AKIN was created in 2007 by Paul Miller, in response to a need that arose when 240 children were displaced as a result of the closing of the children’s boarding school, The St. Francis Integrated School, in Nairobi, Kenya.
The St. Francis Integrated School was overcrowded with children as young as two years old and teens well beyond their puberty. These children had been brought to the school by adults who no longer could care for them. Some of the children had been living there for four-five years. Hygiene was poor and disease had begun to take its toll on the health of all residents. Although called a school, no real education was taking place, and the children’s lives were headed in a dangerous direction.
Citizens from several Western nations, including United States, Great Britain, Australia and Norway, came together in an informal coalition to try to raise funds to support St.

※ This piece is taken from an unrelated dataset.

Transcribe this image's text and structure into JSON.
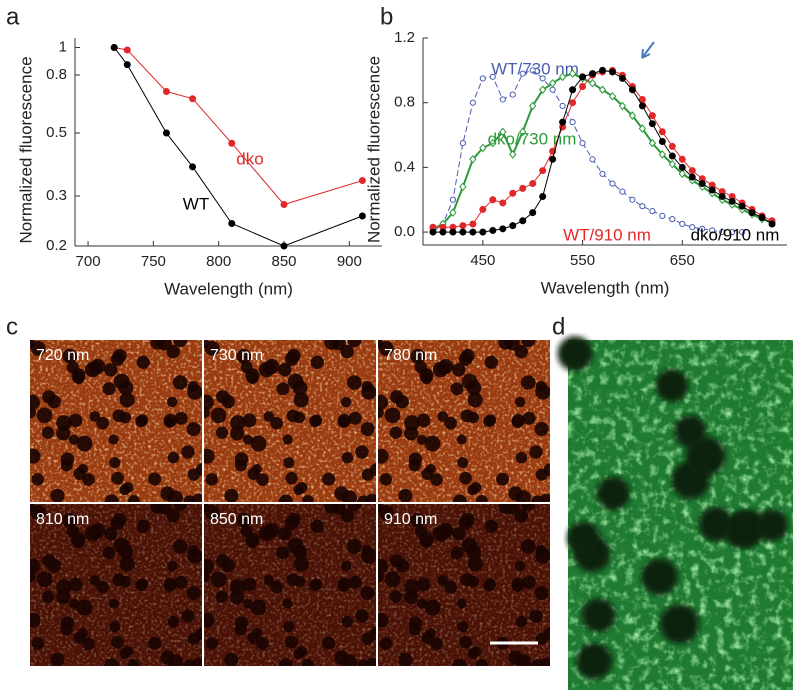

Francis Integrated School, but it was too late. The Kenyan Government had been observing conditions there and took action to close the school and return the children to their villages, leaving them in the care of anyone willing to assume responsibility.
In a hastily planned meeting in April 2007, the citizens of the different nations, who had been working to raise funds in support of St. Francis Integrated School, met at Karen Blixen cottages to plan a response to the government’s actions. An arrangement was reached. The younger children would be assisted by the Thomas Barnados Agency from Great Britain, while the children who had sat for KCPE exams the previous November, but lacked the funds to attend secondary school, would be assisted by A.K.I.N., a new organization. In May 2007, registration of A.K.I.N. began in United States.